What if one of the most overlooked by-products of Swiss cheese-making turned out to be a feedstock for green hydrogen? That is exactly the bet behind Wheydrogen, a research project led by the School of Engineering and Architecture of Fribourg (HEIA-FR) together with the University of Fribourg. The project has now been named one of five finalists for the 19th Prize for Agricultural Innovation (PIA) of the Canton of Fribourg.

From by-product to energy resource

Whey is the liquid that remains after milk has been curdled and strained during cheese production. In a country whose dairy and cheese industry is a cultural and economic backbone, the volumes involved are significant — and so are the environmental impacts of handling and disposing of this side stream.

Wheydrogen aims to turn this challenge into an opportunity. According to the project description published by the HES-SO, the technology converts whey into renewable hydrogen while breaking down more than 95 percent of the organic pollutants it contains. In other words: instead of treating whey as a waste stream that needs to be neutralised, the process treats it as a feedstock that produces clean energy and reduces emissions at the same time.

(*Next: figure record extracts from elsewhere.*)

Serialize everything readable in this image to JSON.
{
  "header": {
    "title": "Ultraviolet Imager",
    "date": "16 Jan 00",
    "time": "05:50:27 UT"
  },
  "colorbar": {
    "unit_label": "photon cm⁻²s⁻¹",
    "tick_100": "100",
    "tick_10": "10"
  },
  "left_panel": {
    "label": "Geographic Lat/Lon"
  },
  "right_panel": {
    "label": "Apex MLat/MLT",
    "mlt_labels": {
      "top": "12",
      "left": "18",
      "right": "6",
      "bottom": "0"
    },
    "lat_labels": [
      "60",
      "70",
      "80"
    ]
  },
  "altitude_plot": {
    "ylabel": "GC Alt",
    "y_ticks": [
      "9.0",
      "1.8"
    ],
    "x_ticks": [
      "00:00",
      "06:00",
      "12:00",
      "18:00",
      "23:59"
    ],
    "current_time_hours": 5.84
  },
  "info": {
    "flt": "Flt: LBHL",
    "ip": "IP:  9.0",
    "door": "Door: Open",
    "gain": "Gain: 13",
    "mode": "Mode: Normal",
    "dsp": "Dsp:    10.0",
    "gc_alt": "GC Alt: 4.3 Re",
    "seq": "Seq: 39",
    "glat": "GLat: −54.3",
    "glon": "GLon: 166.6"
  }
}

Fribourg as a hotspot for agricultural innovation

The other four finalists of the 19th PIA show the breadth of innovation in the canton:

  • An electric beet pitchfork by Overney Technologie Sàrl for chemical-free weed control in organic farming and sensitive areas.
  • Whey-based cheese labels developed by the Adolphe Merkle Institute and the Interprofession du Gruyère, designed to replace imported labels and improve traceability.
  • PHAGRI+, a HEIA-FR project that uses bacteriophages to fight selected bacterial plant diseases without chemicals.
  • A surveillance drone system combining drones and telemetry to detect Asian hornets and protect pollinators and crops.

The PIA, awarded every two years, recognises innovative projects in agriculture and the food industry in the Canton of Fribourg. The competition is endowed with a total of CHF 30,000, of which CHF 5,000 will be awarded through a public vote starting in June. The award ceremony will take place on 16 September 2026.

Join us during the Swiss Hydrogen Week on 30 June in Bulle, where Peter Metzinger is going to give an overview over the Swiss Power-to-X landscape.

Why this matters for Switzerland’s PtX agenda

From a Power-to-X perspective, Wheydrogen is a textbook example of sector coupling: it links agriculture, the food industry, water treatment and the energy system in a single value chain. The hydrogen produced can in principle be used as a fuel, as an industrial gas, or as a building block for synthetic fuels and chemicals — exactly the kind of flexibility that defines the Power-to-X concept.

It also illustrates a point we keep emphasising in the Swiss Power-to-X debate: green hydrogen does not only come from large electrolysers connected to wind or solar farms. Distributed, feedstock-based approaches — using organic side streams from agriculture, food processing or wastewater — can complement the picture and improve the overall efficiency of the energy transition.

Projects like Wheydrogen are exactly the kind of building blocks SPIN — the Swiss Power-to-X Collaborative Innovation Network — has been arguing for. They:

  • turn liabilities (waste, emissions, disposal costs) into assets (energy, value-added products);
  • connect rural value chains with the energy transition;
  • and demonstrate that the path towards a defossilised Swiss economy is not a single highway, but a network of complementary technologies.

We will be watching Wheydrogen closely as it moves through the PIA process and beyond. Whether or not it wins the prize in September, the underlying idea deserves attention from policy-makers, investors and industry players who care about how Switzerland will actually deliver on its climate and energy goals.